An enemy had to be stripped of all hope. Before the killing started, if possible. He had to know that if war came it would not end till someone had suffered absolute destruction. The Old Brothens always had the numbers. Not to mention superior discipline and skills. And utter ruthlessness.

“I see what you mean.”

“Good, then. In time to come you’ll need to be less gentle.”

“What?”

“I am become a child of the Night. Though I’ve resumed my original shape part of me is still entangled in the Night’s boundless sea. I know what the Night knows. Like most Instrumentalities, I have trouble organizing that so it makes sense inside this world’s limitations. The toughest chore is to anchor information at the appropriate place on the tree of time.”

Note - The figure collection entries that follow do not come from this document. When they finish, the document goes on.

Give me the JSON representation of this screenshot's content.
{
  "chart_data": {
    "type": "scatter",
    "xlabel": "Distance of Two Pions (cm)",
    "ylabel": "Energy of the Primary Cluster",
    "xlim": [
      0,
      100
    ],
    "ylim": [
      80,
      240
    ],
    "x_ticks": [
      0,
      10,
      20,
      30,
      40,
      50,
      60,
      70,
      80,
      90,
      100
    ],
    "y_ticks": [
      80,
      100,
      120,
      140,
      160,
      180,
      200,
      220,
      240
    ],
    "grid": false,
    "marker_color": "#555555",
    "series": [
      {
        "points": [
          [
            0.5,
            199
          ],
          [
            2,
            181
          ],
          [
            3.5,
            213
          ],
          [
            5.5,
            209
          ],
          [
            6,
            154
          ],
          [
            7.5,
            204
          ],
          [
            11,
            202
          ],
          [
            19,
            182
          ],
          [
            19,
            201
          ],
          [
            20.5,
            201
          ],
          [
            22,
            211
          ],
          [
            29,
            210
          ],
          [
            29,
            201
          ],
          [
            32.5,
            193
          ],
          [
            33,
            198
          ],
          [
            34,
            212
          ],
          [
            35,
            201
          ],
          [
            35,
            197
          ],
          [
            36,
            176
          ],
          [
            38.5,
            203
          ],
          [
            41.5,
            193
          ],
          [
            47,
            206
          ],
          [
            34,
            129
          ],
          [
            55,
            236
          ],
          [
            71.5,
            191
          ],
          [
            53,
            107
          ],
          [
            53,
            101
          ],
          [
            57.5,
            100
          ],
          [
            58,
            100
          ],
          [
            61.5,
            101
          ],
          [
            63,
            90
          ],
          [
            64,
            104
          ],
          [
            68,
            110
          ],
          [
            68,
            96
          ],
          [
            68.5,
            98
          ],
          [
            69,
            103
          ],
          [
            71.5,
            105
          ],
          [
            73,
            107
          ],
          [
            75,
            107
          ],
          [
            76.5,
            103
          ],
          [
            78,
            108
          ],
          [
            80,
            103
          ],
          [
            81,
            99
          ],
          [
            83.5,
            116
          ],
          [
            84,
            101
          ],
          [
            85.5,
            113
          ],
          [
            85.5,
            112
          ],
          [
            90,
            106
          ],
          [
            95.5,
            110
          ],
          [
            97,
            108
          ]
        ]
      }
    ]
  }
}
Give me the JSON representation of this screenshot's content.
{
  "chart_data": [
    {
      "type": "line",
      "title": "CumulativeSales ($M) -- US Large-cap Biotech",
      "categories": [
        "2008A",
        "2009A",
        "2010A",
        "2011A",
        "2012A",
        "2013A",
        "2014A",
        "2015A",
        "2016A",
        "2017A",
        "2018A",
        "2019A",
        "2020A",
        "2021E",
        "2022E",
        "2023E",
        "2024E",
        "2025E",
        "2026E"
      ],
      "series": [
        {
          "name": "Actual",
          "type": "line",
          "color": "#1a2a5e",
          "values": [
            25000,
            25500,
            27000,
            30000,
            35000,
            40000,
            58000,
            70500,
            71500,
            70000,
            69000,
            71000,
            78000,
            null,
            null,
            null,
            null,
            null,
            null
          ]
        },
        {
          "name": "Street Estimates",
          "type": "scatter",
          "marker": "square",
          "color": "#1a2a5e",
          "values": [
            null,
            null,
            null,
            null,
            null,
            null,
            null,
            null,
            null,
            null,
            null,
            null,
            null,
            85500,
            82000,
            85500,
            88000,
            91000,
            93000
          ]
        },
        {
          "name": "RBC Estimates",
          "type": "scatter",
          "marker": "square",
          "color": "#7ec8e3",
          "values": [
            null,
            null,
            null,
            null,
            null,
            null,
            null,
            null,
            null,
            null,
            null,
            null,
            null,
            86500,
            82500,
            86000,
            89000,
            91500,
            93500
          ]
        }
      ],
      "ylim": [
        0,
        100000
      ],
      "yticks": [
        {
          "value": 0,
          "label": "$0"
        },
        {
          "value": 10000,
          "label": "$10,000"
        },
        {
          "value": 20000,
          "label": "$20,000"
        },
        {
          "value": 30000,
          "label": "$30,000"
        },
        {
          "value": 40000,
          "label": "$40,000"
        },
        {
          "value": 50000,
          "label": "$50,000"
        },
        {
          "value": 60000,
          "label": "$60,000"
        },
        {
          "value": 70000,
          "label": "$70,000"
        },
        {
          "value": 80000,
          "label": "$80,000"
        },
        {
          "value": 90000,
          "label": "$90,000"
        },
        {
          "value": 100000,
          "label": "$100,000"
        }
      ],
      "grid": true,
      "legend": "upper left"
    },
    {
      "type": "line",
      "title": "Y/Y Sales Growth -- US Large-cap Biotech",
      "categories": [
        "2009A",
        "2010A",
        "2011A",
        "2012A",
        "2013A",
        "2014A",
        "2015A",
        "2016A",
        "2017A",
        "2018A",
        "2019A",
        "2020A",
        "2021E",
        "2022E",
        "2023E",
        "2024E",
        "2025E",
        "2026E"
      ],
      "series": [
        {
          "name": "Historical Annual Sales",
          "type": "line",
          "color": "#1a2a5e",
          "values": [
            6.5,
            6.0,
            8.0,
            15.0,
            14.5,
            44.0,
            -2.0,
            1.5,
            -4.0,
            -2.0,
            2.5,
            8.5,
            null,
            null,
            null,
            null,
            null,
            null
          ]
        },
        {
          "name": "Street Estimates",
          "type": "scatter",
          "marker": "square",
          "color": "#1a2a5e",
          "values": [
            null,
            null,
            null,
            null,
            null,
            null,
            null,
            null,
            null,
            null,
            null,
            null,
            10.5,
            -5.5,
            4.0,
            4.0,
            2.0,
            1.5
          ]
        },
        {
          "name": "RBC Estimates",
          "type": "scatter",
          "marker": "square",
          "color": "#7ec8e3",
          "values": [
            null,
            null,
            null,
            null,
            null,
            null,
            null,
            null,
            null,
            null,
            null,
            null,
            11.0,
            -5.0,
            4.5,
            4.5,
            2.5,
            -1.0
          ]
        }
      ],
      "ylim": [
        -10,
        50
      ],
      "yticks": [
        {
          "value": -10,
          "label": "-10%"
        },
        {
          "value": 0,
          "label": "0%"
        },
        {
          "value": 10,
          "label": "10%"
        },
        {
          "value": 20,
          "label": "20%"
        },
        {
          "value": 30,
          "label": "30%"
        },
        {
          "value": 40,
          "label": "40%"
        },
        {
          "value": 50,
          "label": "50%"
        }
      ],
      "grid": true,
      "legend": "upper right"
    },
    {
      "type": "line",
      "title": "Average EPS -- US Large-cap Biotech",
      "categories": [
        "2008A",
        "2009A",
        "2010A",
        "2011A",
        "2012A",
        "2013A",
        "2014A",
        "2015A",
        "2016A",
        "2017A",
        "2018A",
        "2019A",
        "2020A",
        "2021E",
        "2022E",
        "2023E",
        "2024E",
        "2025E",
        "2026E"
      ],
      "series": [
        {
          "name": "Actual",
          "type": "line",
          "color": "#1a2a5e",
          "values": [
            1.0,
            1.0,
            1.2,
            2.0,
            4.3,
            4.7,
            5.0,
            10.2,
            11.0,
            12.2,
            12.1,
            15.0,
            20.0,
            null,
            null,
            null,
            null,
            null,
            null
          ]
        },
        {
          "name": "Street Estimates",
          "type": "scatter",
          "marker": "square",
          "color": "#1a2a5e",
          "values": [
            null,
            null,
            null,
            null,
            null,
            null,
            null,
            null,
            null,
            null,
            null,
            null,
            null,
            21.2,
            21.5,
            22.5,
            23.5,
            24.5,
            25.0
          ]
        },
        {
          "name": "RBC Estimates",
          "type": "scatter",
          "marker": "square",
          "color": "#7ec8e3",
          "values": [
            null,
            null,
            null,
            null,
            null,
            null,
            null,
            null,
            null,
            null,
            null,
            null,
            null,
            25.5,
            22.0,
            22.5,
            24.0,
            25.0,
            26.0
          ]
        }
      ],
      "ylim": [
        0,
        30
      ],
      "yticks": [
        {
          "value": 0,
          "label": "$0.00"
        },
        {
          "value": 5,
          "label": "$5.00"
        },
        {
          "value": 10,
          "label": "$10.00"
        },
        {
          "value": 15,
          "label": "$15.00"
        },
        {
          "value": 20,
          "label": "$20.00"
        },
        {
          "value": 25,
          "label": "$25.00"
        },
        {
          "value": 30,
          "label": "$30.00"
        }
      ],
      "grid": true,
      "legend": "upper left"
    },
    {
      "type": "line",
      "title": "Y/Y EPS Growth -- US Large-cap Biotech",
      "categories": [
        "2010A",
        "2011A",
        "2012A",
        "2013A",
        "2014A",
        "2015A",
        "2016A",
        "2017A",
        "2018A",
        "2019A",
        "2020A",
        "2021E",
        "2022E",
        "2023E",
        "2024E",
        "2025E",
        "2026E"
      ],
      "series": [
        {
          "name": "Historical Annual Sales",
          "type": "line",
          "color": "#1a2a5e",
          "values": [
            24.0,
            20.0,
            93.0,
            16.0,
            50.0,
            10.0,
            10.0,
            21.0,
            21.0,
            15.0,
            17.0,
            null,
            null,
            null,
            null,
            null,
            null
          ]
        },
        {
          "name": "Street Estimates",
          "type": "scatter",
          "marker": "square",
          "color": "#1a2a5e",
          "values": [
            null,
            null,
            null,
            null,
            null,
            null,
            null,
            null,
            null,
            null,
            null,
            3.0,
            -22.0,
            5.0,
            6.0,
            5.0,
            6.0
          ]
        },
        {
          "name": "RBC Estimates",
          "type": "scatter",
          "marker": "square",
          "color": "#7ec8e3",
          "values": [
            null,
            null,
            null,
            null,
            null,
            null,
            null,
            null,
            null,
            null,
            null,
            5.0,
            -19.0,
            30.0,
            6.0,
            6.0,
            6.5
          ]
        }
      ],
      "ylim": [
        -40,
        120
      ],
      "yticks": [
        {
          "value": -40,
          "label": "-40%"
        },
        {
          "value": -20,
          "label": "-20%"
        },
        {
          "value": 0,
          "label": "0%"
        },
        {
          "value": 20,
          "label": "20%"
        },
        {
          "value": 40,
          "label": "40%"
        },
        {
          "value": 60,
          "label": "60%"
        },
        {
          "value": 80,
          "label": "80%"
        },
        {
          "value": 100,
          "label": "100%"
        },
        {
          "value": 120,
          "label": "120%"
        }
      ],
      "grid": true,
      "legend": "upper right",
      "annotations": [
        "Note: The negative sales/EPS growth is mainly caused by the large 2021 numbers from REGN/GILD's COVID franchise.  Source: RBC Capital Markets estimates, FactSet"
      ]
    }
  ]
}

“The same problem your Old Ones had when they conscripted you to murder me.”

“Exactly. They read the causes and effects incorrectly, then misinterpreted the results. By trying to defeat the future they wrote their own downfall.”

“Be careful what you wish for.”

“Exactly.”

“I’m trapped climbing the tree of time myself. I have places to go and things to do according to the workings of this world.”

“True. A point I wanted to make. The reason I wanted to see you. I am an Instrumentality, now. Almost a new thing. My eyes are open to the Night. But I’m still human enough to see how I could be of use to an enemy of the Night.”

“You’re volunteering to spy?”

“Sort of. First I have to undo what rage made me do after my suffering at al-Khazen.”

“So you said. Yes.” Hecht was not ready to take the Night at its word, or at face value. Slippery was a defining characteristic of the Instrumentalities of the Night, be they gods or woodland sprites.

“Trust you need not invest. Judge by results.”

“You want to help in the struggle, feel free. A window into the supernatural realm would be priceless. But I can’t manage it. The old man will have to do. He can get any really useful information to me quickly.”

“He could teach me that traveling trick.”

“He could. You never know. He’s always got another surprise up his sleeve. But I wouldn’t count on it.”

“We have an understanding?”

“I’m not sure. I’m not clear on what you want for you.”

“At its simplest, absolution. Asgrimmur Grimmsson, as Svavar, was a terrible man. Not as bad as his brother Shagot, but a waste of flesh. What Svavar became might be worse-though that was circumstance, not intent. The ascendant absorbed power from two major Instrumentalities-which left him the slave of the qualities that made Svavar so awful.”

“But you’re a changed man now.” Hecht could not suppress his skepticism.

“The power of the metal to burn out evil and self-delusion can’t be explained in any way that would make sense to you. For weeks I’ve looked for an explanatory metaphor. There must not be one. Just say silver ripping through me constituted a baptism of the soul and spirit.”

Soul and spirit? The remark bore a suspicious odor. Some heretics believed men had two souls, consciousness and spirit. Hecht did not know the details. He shied away from deviant thinking.

The ascendant guessed his thoughts. “There’s a saying to the effect that there are more things in heaven and earth than we know. That is true beyond mortal imagining. For every Instrumentality you know there are a dozen in the air, the water, and the earth below. You know nothing about them because they never interact with human beings. They’ve always been insignificant in the history of your world. And always will be if they’re left alone.”